Washington State University has agreed to settle a discrimination complaint brought by three women who said they were denied promotions because they complained about budget-cutting plans and salary inequities.
The settlement includes a rare admission that the university was at fault.
“WSU has recognized that there were serious concerns within the College of Education and we addressed some of those issues,” said Geoffrey Gamble, vice provost for academic affairs, in a statement agreed to by the women.
Some details of the settlement have yet to be worked out. But the school and the women have agreed on payments of $70,000 to $80,000 per woman, said Barbara Petura, a university spokeswoman.
In a suit filed in January in Whitman County Superior Court, Sue Durrant, Marilyn Mowatt and Joanne Washburn claimed then-Education Dean Bernard Oliver and Assistant Dean Lawrence Bruya retaliated against them for their vocal opposition to budget-cutting plans and complaints of salary discrimination against women in the college.
The women were teaching 50 percent more courses than men and had nearly twice as many students, they said. The heavy workloads in turn made it difficult for them to advance professionally, they said.

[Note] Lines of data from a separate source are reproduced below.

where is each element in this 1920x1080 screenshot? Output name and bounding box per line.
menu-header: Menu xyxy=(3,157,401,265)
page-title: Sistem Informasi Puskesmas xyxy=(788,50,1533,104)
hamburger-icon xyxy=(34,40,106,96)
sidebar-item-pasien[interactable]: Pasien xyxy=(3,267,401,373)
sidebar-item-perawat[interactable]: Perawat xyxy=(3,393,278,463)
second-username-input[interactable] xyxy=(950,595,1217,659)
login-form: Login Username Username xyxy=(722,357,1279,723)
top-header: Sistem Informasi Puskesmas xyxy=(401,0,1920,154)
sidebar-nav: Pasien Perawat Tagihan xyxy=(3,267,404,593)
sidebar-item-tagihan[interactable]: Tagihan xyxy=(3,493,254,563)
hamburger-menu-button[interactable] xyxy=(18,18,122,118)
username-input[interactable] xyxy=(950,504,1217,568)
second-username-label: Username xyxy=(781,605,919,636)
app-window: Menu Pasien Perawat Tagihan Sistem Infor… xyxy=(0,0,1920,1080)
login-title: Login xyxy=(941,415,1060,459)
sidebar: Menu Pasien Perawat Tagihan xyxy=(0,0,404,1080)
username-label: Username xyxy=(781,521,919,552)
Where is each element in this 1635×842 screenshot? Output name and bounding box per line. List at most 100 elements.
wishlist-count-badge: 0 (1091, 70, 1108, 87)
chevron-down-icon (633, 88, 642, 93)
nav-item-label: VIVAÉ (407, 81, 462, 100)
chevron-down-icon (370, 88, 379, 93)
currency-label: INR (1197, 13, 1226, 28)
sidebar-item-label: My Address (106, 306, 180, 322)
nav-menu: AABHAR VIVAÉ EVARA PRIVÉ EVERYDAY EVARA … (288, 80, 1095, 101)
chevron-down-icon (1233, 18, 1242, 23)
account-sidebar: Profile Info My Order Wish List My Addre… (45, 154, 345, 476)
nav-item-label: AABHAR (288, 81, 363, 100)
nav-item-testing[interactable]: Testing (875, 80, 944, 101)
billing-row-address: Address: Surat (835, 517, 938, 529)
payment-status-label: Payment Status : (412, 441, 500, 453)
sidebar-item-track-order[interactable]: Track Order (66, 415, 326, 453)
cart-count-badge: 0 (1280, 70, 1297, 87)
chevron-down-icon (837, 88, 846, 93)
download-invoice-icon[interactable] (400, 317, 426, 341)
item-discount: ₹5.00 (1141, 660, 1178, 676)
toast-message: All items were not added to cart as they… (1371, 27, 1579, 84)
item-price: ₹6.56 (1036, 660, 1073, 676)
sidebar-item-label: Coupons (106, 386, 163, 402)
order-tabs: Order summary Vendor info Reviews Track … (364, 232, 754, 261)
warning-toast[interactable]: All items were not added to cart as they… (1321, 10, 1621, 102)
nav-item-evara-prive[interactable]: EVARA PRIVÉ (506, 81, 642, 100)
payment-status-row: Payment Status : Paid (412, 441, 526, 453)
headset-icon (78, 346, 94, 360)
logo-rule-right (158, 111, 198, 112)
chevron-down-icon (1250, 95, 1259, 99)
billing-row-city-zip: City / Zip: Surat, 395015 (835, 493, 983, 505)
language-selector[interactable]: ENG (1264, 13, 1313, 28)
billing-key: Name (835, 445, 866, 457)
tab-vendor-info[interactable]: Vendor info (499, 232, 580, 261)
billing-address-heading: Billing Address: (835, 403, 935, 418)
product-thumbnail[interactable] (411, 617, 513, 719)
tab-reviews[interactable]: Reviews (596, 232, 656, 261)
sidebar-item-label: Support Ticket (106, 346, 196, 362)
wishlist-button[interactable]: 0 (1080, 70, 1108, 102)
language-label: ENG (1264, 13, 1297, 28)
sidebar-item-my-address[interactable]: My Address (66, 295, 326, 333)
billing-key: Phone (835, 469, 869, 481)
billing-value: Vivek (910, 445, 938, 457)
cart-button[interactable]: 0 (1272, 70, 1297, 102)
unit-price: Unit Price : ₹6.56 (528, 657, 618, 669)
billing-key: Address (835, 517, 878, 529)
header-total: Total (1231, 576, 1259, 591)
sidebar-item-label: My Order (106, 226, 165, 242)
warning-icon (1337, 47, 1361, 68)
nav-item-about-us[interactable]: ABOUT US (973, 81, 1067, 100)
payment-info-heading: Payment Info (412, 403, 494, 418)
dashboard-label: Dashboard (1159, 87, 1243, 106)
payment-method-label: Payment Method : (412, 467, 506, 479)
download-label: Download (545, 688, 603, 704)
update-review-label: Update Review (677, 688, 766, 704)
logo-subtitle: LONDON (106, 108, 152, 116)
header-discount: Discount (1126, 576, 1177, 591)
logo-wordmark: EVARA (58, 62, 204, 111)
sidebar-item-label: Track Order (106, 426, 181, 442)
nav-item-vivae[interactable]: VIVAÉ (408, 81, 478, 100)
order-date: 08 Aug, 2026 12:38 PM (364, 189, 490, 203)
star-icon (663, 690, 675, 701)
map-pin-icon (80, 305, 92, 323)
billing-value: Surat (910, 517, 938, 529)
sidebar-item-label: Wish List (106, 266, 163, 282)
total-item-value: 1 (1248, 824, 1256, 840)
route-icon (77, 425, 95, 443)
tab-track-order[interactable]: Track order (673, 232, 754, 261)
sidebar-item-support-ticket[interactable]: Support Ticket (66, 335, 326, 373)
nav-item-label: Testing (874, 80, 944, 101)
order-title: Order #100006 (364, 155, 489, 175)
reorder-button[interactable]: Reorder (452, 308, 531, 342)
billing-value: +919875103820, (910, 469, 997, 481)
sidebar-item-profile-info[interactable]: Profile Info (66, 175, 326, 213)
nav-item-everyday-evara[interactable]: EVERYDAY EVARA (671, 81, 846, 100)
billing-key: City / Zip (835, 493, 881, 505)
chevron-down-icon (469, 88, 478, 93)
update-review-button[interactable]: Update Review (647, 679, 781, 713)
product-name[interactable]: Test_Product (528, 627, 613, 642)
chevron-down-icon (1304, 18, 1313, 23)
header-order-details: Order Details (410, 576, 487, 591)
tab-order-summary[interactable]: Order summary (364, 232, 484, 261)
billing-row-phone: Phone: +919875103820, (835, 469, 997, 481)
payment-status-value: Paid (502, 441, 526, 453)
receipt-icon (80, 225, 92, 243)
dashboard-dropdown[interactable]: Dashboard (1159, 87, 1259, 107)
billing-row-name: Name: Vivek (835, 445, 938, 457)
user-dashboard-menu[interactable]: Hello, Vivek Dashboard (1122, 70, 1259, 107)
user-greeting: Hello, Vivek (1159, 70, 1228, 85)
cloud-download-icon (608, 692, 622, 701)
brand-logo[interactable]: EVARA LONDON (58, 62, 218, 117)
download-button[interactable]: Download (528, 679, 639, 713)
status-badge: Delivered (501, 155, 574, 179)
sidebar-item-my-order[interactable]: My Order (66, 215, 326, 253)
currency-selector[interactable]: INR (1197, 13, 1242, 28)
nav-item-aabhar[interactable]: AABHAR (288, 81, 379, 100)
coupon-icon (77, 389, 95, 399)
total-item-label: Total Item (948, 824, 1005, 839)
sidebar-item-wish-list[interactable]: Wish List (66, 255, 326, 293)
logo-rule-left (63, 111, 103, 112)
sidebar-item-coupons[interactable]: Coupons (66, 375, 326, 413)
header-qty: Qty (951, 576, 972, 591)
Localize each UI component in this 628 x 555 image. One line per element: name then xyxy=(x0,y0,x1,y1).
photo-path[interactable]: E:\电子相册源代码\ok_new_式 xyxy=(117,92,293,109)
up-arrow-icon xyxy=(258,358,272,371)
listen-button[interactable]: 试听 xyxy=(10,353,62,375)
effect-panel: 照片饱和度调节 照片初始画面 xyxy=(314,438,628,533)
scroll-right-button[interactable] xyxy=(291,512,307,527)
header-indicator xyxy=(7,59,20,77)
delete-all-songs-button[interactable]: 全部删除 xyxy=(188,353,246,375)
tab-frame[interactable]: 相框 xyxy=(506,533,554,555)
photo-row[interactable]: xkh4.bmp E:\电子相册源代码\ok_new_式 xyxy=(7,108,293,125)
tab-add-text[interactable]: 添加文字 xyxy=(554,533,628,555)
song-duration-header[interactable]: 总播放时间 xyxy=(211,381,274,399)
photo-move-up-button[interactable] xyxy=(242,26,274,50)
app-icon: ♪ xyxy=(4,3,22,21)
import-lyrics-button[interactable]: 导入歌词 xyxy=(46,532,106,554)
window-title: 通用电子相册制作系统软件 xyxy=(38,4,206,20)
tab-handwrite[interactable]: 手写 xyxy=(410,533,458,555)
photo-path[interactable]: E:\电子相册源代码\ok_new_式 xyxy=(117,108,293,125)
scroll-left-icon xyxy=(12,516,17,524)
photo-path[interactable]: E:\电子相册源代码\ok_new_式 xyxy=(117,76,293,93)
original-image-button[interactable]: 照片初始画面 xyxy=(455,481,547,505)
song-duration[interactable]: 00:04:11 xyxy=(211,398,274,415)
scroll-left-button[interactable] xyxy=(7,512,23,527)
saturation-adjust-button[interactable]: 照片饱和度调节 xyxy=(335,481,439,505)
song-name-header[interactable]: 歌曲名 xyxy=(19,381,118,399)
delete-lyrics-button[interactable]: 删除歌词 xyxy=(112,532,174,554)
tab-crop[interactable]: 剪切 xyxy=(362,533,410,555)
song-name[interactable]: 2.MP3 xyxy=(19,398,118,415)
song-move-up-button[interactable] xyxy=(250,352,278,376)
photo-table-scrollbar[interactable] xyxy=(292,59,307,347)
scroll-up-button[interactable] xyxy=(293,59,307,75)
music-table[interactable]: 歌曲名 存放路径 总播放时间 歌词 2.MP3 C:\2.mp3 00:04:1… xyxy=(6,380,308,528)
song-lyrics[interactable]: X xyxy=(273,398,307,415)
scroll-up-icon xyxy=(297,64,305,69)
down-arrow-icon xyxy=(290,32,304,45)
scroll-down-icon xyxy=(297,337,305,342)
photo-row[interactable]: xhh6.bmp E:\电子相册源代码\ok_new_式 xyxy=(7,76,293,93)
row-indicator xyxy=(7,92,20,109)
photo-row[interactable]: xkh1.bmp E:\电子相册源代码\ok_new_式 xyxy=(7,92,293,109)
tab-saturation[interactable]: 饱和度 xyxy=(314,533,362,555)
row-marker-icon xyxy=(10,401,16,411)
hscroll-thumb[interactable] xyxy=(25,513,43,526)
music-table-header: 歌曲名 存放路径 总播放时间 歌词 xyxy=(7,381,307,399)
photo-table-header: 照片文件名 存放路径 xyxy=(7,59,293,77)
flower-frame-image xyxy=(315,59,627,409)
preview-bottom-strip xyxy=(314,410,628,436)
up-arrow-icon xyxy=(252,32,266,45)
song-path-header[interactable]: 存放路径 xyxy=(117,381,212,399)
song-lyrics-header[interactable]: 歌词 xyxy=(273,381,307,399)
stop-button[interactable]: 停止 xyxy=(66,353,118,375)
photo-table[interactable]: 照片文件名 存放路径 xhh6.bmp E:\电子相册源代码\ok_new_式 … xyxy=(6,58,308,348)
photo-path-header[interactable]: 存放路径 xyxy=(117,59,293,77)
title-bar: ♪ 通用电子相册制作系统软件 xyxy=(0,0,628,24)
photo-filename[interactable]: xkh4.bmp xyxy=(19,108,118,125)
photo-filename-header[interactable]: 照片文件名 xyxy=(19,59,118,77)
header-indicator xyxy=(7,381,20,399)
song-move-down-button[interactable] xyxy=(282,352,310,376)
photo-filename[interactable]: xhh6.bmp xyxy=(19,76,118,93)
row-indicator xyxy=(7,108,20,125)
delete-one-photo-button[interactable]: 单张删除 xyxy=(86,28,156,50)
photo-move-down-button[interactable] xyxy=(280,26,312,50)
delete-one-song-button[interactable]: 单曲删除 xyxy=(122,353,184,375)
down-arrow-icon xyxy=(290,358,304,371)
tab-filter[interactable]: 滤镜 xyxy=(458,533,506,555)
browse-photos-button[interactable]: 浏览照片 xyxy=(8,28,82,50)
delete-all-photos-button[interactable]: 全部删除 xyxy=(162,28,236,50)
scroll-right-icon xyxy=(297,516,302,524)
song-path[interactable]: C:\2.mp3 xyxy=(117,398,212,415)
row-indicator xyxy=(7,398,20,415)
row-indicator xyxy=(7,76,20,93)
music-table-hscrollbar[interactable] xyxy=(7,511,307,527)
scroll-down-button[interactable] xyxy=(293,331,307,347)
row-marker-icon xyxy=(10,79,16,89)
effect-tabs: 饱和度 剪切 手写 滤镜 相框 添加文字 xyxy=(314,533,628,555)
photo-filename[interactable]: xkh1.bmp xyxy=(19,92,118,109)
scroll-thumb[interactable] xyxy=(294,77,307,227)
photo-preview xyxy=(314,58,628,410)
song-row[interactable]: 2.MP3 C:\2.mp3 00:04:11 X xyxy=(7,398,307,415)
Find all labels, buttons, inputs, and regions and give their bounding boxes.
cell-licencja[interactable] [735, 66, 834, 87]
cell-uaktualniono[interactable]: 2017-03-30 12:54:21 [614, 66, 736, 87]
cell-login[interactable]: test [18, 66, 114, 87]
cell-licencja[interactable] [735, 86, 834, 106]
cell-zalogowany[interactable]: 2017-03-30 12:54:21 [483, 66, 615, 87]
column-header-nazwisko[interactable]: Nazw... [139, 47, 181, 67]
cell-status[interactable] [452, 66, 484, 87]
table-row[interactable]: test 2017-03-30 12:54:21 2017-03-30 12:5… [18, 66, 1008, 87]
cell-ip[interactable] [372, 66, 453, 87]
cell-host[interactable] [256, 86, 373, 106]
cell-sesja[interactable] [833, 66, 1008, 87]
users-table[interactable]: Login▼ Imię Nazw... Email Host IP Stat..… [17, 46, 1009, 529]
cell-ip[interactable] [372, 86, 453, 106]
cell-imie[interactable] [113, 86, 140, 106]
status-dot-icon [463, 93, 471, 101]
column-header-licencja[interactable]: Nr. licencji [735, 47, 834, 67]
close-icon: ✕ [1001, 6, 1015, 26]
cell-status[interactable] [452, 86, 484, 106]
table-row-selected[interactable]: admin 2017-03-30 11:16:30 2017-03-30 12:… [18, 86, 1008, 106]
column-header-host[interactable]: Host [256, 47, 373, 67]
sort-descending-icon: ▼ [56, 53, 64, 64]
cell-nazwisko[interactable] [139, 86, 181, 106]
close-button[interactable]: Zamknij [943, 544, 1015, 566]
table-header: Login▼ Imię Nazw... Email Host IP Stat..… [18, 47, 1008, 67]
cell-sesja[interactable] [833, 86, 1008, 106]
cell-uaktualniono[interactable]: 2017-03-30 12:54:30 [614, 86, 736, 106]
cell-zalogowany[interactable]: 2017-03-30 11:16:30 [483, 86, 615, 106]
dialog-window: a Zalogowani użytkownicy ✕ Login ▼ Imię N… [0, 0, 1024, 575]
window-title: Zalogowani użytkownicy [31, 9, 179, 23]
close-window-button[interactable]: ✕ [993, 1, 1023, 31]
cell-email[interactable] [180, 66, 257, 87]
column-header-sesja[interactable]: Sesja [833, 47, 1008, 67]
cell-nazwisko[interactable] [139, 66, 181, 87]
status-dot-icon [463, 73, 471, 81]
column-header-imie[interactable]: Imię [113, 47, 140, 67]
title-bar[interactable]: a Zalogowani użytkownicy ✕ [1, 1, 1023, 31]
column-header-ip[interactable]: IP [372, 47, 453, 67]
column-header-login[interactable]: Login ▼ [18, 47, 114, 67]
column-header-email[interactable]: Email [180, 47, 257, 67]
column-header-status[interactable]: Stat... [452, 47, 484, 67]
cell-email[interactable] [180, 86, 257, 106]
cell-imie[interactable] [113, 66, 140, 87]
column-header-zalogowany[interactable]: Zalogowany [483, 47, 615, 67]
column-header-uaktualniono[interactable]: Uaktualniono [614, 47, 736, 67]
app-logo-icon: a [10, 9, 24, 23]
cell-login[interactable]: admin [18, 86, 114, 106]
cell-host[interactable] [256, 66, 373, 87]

Durrant said Friday it was unfortunate the women had to file suit to see their concerns addressed but credited the university for then taking the initiative to reach a settlement.
“It’s been a long process,” she said. “… With the university indicating a willingness to address this, we feel vindicated.”
Provost Gretchen Bataille said the settlements are to adjust for past salary discrepancies. The school has also agreed to provide computer equipment and extra professional support for the women.